La situation s’accélère en Catalogne avec la proclamation de l’indépendance et la dissolution du pouvoir catalan par le gouvernement central. Andreu Coll, militant d’Anticapitalistes, section de Catalogne de la IVe Internationale.

Quelles ont été les décisions de Rajoy face à la proclamation de l’indépendance ?

Rajoy a convoqué des élections pour le 21 décembre en Catalogne. Il a pris le contrôle. Formellement, c’est lui le président de la Généralité et samedi matin il va concrétiser, avec tous les secrétaires d’État, comment prendre le contrôle de la Généralité. Ils ont dissous tous les organismes d’internationaux de la Généralité (les délégations à l’étranger) sauf celle de Bruxelles. Ils ont même dissous la délégation de la Généralité à Madrid. Ils ont cassé le mandat de 140 membres du gouvernement, bien au-delà des conseillers, président et vice-président. Ils ont aussi dissous le parlement catalan et convoqué les élections. Ils ont destitué le chef politique de la police et le sous-secrétaire de l’Intérieur. Le ministre de l’Intérieur prend directement en charge la police catalane.

C’est étonnant car tout le monde pensait que Rajoy allait convoquer les élections plus tard, en juin. Mais il a finalement décidé de les convoquer le plus tôt possible. On va voir s’ils vont illégaliser les partis indépendantistes. Lundi, il y aura également une plainte du procureur général de l’Etat contre tout le gouvernement, le président et peut-être les députés qui ont voté pour l’indépendance. C’est plus difficile car le vote a eu lieu à bulletin secret pour éviter la répression.

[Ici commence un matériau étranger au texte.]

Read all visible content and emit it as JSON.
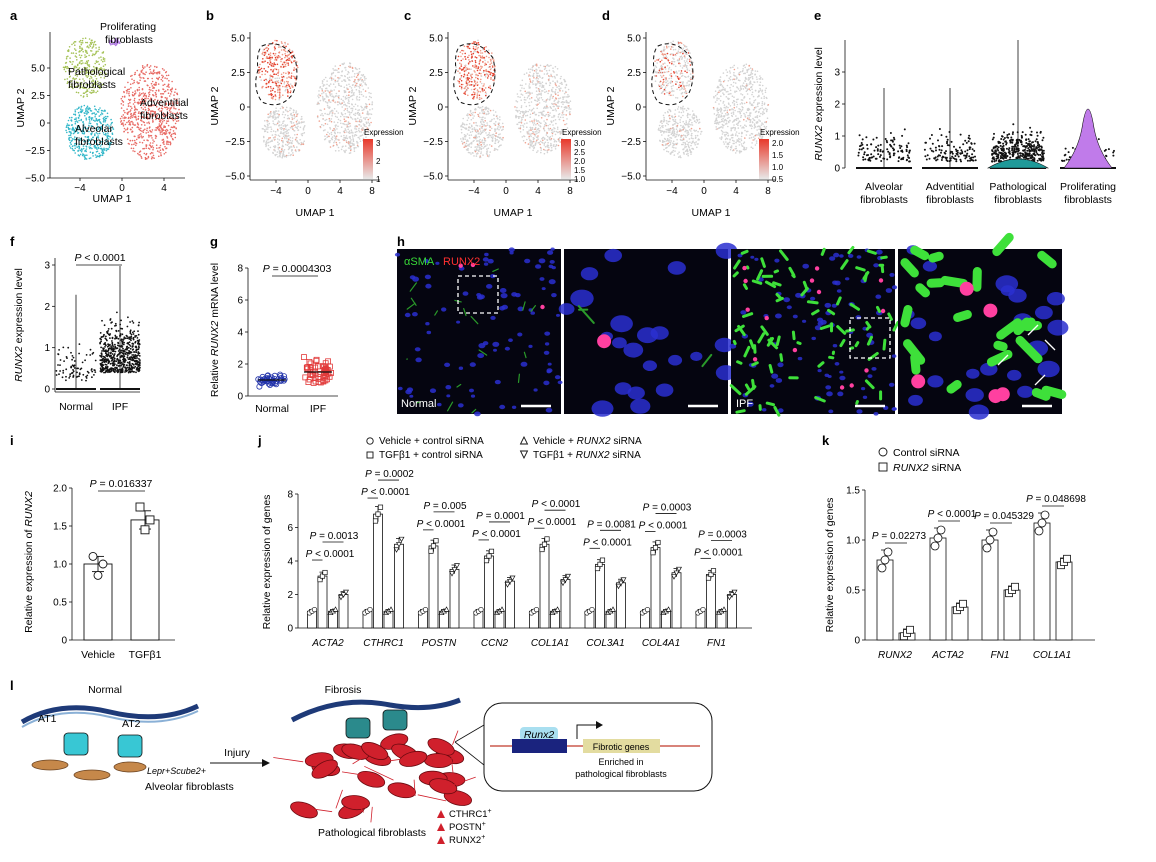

Puigdemont va être accusé de rébellion, il risque 30 ans de prison ! Les Jordi sont en prison préventive pour sédition, une accusation moins grave, il est donc possible que la police arrête dès lundi les membres du gouvernement et leur applique une peine préventive.

Que peut faire le gouvernement catalan ?

C’est difficile car il y a maintenant deux légalités. Selon la loi espagnole, le chef de la Généralité est Rajoy et la Catalogne fait partie de l’Etat espagnol… Il y a donc proclamation de l’indépendance, mais pas la capacité d’imposer l’autorité de la Généralité sur le territoire.

Samedi matin, il y a une réunion du conseil exécutif, rendu illégal. Dès que les décisions du conseil des ministres seront publiées au bulletin officiel, tout ce que fera Puigdemont s’ajoutera aux délits qui lui sont déjà reprochés… notamment celui d’usurpation de fonction publique. Si les élections sont maintenues au 21 décembre, la grande majorité des dirigeants indépendantistes ne pourra pas se présenter car ils seront en prison !

Pourquoi Puigdemont a-t-il finalement proclamé l’indépendance ?

Si Puigdemont n’avait pas proclamé l’indépendance, cela aurait mené à une rupture au sein du camp indépendantiste. Lorsque qu’il a émis jeudi l’idée de convoquer des élections, il y a eu deux démissions de députés et une révolte interne à son parti, PDECAT. Il n’a donc pas osé le faire. De plus, il a été poussé par le refus du gouvernement de retirer l’article 155. La majorité des maires, en province, ont indiqué qu’ils quitteraient le parti s’il n’allait pas jusqu’au bout.

Comment va réagir la population ?

Il y aura un mouvement de masse pour soutenir le gouvernement, un mouvement qui sera pacifique. La dynamique va s’accélérer. Dès samedi, le gouvernement va décider comment il prend le contrôle de la Generalitat. Mais il peut y avoir un énorme désordre, en raison des arrestations et de l’arrivée des autorités espagnole à chaque Conseillerie. L’autre question est de savoir ce que feront les Mossos, la police catalane. La situation est très tendue, il y a déjà eu des affrontements entre la police nationale et les Mossos. Rajoy veut utiliser les Mossos pour la répression et cela va diviser davantage ce corps.

Anticapitalistes Catalogne vient de publier un communiqué mettant l’accent sur l’importance d’un processus constituant, notamment pour impliquer des secteurs qui ne sont pas indépendantistes, mais surtout pour un changement de société, pour discuter du contenu social du mouvement. Il faut aussi insister sur la nécessité de généraliser la dynamique au-delà de la Catalogne. Cela dépend aussi de la dynamique générale : la mobilisation sera pacifique au début, mais il peut y avoir une répression violente.

Les initiatives de solidarité dans toute l’Europe sont importantes pour nous, pour nous encourager et affaiblir Rajoy.